On November 17th, our Restoration Ecology class went to the Laguna de Santa Rosa Foundation’s Educational Center. Here we were met by Brent, Paul, and Hannah. Eager to get started we began with an informational walk around site. The “Ed. Center” as they called it was a central point for the entire foundation, so it was only appropriate to begin here.
Getting the run down, Laguna de Santa Rosa Foundation. Photo© M. Lambert
We started by discussing the restoration that the Foundation has done around their Ed. Center. This location has a Victorian-style home, which has been repurposed into the offices for the Foundation employees. Surrounding the offices they have planted all native species in a garden setting as a way to show the community how to incorporate native species in their own yards.
The species that they planted included Juncus, Coyote Bush, Willows, and others. Their goal in planting this garden is to allow the community to see a garden that has ecological purpose and is not just ornamental species.
We continued along their established walkway, and this led us to a porch that they called “the overlook”. From this vantage point one could see the entirety of the land surrounding the Ed. Center. To our surprise this land was holding around 100 cows!
Nonnative cows grazing, Laguna de Santa Rosa. Photo© M. Lambert
Throughout our education of restoration and conservation we have been told over and over again about the downsides to cattle grazing on lands, but here we were, standing with one of Sonoma Counties most successful nonprofit organization and they are actively supporting cattle!
After some discussion, they told us that cattle is beneficial to restoration sites, because they are a space holder (essentially). The cattle provides weed suppression, manure, and disturbance. By putting cattle in this location it virtually puts that site on hold, and allows the restoration to be done on it at a later date. Which they were going to do, in hopes to reestablish a meander for the creek.
Unique to the Laguna de Santa Rosa Foundation is their native plant nursery. This is an area that they have created in order to germinate, propagate, and sprout native plants. All of their plants are gained within a reasonable distance from the site that they are going to be planted in, and they ensure genetic difference by collecting from many different individuals.
Their nursery is very small as of yet, but they are beginning a partnership with the Native Plant Society in hopes of expanding their nursery as well as advancing to a level that allows them to sell plants to anyone that wants them. For now they are growing plants only for their own restoration projects.

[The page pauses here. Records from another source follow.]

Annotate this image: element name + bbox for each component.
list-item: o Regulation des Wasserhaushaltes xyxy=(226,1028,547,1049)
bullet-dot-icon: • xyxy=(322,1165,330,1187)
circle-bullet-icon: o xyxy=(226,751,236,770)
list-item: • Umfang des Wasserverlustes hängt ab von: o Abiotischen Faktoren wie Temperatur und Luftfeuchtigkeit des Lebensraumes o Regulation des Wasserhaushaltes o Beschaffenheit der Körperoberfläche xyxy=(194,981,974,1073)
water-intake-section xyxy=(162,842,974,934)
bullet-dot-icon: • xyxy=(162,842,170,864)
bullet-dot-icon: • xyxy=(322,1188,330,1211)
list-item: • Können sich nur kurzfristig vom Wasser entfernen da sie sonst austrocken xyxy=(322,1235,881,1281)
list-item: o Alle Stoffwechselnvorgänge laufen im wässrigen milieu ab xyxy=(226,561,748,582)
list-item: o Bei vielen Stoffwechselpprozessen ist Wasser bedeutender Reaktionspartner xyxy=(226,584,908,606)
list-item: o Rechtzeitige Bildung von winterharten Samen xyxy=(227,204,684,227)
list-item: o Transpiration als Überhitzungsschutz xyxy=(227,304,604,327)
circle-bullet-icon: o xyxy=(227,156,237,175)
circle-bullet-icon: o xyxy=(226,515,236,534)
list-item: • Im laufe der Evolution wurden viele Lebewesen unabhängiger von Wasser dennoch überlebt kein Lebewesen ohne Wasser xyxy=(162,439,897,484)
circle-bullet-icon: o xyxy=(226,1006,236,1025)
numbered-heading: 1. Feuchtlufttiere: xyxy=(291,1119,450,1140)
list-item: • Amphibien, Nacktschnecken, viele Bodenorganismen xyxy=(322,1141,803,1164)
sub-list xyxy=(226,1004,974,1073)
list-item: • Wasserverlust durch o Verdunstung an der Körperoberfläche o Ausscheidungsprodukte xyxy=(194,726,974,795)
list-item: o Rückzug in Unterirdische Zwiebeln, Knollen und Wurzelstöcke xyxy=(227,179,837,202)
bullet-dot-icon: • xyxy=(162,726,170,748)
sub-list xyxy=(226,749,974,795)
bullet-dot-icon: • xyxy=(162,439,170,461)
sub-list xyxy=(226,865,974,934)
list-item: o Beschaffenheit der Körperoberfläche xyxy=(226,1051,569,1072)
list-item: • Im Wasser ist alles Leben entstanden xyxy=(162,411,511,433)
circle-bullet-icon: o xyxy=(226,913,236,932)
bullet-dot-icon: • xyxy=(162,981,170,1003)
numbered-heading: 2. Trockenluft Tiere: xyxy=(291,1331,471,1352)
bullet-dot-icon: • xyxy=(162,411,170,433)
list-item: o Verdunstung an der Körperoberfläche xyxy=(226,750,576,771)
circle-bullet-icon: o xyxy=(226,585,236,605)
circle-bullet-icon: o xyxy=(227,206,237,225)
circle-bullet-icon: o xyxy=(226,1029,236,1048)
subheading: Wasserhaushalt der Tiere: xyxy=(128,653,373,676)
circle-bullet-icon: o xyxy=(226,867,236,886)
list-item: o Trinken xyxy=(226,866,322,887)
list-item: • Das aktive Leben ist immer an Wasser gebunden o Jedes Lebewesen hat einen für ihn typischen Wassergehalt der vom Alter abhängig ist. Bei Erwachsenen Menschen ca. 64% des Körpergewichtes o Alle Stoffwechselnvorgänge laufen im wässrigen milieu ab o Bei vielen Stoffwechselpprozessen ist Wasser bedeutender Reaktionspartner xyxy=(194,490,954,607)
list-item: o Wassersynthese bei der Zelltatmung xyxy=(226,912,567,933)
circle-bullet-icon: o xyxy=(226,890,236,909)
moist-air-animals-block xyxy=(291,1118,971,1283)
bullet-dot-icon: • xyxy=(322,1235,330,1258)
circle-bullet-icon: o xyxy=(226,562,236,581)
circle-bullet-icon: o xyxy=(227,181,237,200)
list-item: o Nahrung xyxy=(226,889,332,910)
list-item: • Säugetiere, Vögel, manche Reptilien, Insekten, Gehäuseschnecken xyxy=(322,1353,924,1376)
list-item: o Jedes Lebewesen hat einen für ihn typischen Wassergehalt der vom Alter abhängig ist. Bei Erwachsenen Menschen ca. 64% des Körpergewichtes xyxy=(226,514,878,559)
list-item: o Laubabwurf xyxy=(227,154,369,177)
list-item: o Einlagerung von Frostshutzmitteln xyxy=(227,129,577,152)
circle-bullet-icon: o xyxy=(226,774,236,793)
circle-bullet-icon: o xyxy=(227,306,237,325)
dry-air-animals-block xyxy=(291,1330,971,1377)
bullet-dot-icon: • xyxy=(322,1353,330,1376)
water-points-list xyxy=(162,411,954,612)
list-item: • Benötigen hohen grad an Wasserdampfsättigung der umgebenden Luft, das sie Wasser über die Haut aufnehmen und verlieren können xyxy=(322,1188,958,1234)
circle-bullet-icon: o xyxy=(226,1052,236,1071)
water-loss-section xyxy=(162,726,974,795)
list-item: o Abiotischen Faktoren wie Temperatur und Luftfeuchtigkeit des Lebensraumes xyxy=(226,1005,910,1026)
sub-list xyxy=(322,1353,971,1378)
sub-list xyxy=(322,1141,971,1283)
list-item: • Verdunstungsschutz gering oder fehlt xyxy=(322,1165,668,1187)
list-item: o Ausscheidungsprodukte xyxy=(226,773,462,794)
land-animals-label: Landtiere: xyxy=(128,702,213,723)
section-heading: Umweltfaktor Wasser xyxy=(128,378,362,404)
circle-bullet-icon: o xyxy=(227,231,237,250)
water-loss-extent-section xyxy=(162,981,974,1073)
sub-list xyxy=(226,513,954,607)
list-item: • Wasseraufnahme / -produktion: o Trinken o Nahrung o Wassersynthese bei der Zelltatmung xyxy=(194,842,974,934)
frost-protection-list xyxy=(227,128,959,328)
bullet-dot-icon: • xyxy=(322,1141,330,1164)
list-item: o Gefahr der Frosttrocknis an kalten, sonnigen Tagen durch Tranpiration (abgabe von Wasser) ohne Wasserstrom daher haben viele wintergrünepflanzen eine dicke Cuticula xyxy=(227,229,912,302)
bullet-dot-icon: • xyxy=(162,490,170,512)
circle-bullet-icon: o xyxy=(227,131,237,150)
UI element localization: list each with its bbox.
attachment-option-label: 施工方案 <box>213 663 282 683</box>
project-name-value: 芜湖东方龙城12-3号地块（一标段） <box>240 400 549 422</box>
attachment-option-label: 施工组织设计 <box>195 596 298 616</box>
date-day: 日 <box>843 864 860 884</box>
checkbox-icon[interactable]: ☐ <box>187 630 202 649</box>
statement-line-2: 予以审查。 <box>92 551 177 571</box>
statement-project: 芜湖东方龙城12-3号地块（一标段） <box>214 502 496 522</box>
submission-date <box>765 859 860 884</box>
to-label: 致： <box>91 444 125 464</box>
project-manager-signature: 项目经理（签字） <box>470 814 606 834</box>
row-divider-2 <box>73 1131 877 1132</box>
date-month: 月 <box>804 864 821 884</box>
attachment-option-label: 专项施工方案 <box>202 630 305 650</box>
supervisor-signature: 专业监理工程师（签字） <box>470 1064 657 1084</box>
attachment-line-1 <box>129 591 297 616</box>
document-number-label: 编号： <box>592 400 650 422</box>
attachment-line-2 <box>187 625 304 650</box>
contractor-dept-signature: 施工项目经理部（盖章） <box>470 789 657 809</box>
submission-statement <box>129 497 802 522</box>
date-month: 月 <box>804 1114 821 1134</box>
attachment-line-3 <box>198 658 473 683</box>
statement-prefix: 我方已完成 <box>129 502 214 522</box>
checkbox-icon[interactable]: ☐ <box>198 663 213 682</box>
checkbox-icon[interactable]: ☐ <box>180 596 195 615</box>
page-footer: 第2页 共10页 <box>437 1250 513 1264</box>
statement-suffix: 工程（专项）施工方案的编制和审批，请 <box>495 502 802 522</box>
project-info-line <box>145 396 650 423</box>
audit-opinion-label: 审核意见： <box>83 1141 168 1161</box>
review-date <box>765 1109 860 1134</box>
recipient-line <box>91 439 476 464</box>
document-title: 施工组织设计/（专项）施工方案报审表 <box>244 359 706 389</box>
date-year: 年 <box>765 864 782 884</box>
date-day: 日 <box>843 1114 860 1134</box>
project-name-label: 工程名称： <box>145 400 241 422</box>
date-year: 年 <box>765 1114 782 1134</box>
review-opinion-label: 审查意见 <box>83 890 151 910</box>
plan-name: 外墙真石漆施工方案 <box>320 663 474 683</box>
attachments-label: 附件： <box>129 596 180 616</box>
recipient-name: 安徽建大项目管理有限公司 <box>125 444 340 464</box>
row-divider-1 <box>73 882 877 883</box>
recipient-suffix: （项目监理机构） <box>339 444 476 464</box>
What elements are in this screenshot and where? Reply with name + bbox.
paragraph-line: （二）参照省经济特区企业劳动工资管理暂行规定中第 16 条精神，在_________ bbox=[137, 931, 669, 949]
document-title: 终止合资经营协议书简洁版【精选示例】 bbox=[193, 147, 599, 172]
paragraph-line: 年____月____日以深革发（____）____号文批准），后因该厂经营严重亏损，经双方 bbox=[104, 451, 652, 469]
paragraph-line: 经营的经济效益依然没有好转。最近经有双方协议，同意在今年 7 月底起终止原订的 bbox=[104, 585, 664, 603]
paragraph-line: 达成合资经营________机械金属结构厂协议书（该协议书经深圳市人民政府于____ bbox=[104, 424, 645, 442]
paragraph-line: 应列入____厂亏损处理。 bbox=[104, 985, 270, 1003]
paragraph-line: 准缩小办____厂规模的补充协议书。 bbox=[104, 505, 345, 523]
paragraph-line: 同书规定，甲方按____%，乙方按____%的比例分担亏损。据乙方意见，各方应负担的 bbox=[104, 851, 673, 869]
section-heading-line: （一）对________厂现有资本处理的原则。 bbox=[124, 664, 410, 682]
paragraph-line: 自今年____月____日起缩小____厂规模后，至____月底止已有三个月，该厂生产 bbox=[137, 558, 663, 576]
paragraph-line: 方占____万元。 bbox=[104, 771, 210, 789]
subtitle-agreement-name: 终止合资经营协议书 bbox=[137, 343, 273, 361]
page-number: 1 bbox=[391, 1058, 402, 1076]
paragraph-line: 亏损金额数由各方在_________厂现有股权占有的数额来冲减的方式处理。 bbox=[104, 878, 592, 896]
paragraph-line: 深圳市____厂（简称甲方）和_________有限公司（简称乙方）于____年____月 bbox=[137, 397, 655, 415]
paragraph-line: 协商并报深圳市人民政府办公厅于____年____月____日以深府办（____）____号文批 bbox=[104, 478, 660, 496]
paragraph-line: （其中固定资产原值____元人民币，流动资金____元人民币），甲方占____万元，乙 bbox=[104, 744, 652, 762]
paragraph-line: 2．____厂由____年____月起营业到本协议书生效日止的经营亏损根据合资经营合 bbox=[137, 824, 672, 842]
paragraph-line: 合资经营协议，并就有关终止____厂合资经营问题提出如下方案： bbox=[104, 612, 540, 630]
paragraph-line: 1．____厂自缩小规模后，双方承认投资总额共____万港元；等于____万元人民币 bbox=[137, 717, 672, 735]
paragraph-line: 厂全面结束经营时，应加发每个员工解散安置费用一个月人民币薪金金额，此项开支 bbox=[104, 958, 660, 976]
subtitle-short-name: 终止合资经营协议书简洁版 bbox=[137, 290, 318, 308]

We proceeded through the mine field of cow patties and headed for the creek. Due to the proximity of the Tubbs Fire in October, we found a little piece of memorabilia.
Burnt book page, Laguna de Santa Rosa. Photo © M. Lambert
After seeing this burnt page out of someone’s book, it made us really consider the importance of restoration and conservation and our goals to get the planet to be a better for the plants and animals, as well as the humans.
Finally we were at the site, or so we thought! We were given our marching orders, grabbed a pair of gloves and kept on a-walking. We crossed the creek and continued walking down a dirt road, we crossed the paved road and congregated in a gravel parking lot.
Raquel Guevara-Bolanos showing off her hard work! Laguna de Santa Rosa. Photo © M. Lambert
In this lot there were two trucks already waiting for us. One had shovels and buckets and the other was completely empty. Our job was to dig up the sedge clusters, put them in the bucket and then transplant them down by the creek.
Once the empty truck was full to the brim of buckets with many sedges each, we were finally ready to transplant.
Our day consisted of digging up and replanting sedges. These sedges were chosen because of their resilience and their ability to reproduce quickly. Because of their quick reproduction they provide a weed-proof mat.
These sedges were a favorite of the Laguna Foundation’s and they strongly encouraged us to not be afraid to use them in restoration.
We learned a lot about the Laguna de Santa Rosa Foundation and many of my classmates expressed an interest in possibly getting an internship through them. I felt that they were doing a ton of great work and am excited to see how their sites progress over then next couple of decades! Thanks Laguna de Santa Rosa Foundation!